Наконец Егор не вытерпел чавканья и сытого кряхтенья рабочих, потянувшихся к бочонку с питьем, отошел от стола подальше, озлобленно недоумевая на пустой желудок: «Пьют отчего-то квас. Сейчас и этот пестерь наливаться станет».
Егор представил, как Ванюшка Волк, весь запрокидываясь, будет по-лошадиному крупно и громко глотать квас, а потом, не вытирая мокрых губ, скажет: «После сытного обеда отдохнуть маленько, это». Ванюшка Волк и в самом деле напился, облил весь перед рубашки и, не столько вытирая рубаху, сколько поглаживая живот, пошел в тень выпряженных телег, где лежал Егор Сиротка и ел из пригоршней свежую пшеницу, от которой
— А, пра, чудно сотворен человек. Слышь, Егор? Вот залил я блинную еду квасом и опять бы ел. А много ли бы я теперь съел, как ты, Егор, смекаешь? У тебя, Егор, нет ли крепкого табачку на завертку? А ты, Егор, какой больше табак любишь? А мне после еды крепенького хотца. Ты, Егор…
— А вот тебе — Егор, да Егор, чушка, холуй, — с этими словами Сиротка сунул в зубы Ванюшке кулак и раскровенил ему рот. У Ванюшки отлетела в сторону и покатилась табачница — круглая банка из-под конфет. Ванюшка плюнул на ладонь, увидел кровь и завопил, как под ножом:
— Убивают!
Федот Федотыч, зорко следивший, чтобы мужики курили подальше от кладей, видел все и закричал на Егора:
— Ты что сотворил, разбойник. Ах ты — разбойник. Ты его за что?
— Пиявица, — вздыбился вдруг Егор на Федота Федотыча и схватил деревянную лопату: — Круши мироеда, грабителя!
— Харитон! Мужики.
— Мужики, — подвыл и Ванюшка, забыв о себе.
Харитон и сбежавшиеся мужики незлобно попинали Егора, а Машка подобрала его отлетевшую телячью шапку и начала хлестать ею с левши по тощему сиротскому заду.
— Вылазка на бедные слои, — причитал Егор. — Это вам так не пройдет. Прислужники. Холуи.
«Запалю кулацкий хлеб, чтобы не сойти с места», — поклялся Егор Сиротка, уходя с тока.
Так как Егора Бедулева на ток посылал к Федоту Федотычу Яков Умнов подсчитать намолот, то жаловаться Егор пошел в сельсовет.
Яков Назарыч Умнов только что вернулся из города и выкладывал из карманов своей нагретой солнцем кожанки газеты, бумаги, тряпицу с хлебом и селедкой.
— Что невесел? — встретил он Егора. — На току-то у Кадушкина дежуришь?
— Избили они меня.
— Это как? — вскинулся Яков Назарыч. — Избили? Они что, узнали, что усчитываешь хлеб?
Сиротка не сумел бы объяснить, за что его напинали на току, но Яков подсказал своими вопросами.
— Били. Спалю я у него хлеб. Пущу ночью красного петуха. Не я буду, который.
— Не сметь. Думать не сметь. «Спалю. Петуха». Эко тебя задергало. А о хлебе, чай, не подумал? Земля народная и хлеб народный.
— Значит, бей бедноту, изгинай в три погибели?
— Это другой коленкор. Это подкладка совсем другая. Тут надо хорошенько разобраться. Да ты не тужи, Егор. Не тужи. Бедноту в обиду не дадим. То ли еще терпели люди за правое дело.
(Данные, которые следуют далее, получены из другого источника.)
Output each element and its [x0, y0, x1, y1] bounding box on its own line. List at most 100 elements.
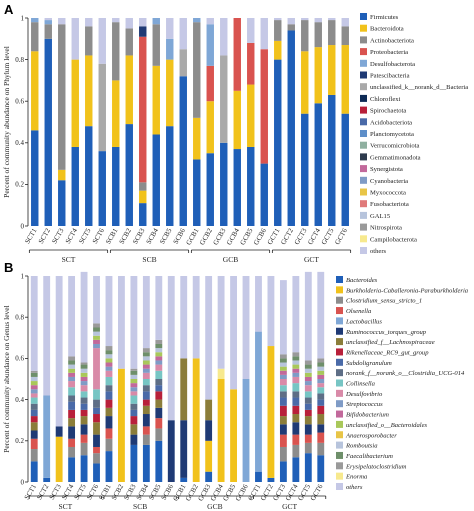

К вечеру Яков Назарыч сам побывал на току, поговорил с мужиками, и на этом дело бы кончилось. Но на другой день через Устойное в левобережные села проезжал заготовитель Мошкин, и перевезти его через Туру вызвался Егор Бедулев. Пока ждали паром с того берега да пока переправлялись, Егор в живых красках рассказал Мошкину о Кадушкине, о его локомобиле, о богатых намолотах и, наконец, о том, как его избили на ответственном задании Совета.
— Во, слышите, — навострился Егор на высокий устоинский берег. — На всю округу стукоток. Это он, кадушкинский паровик.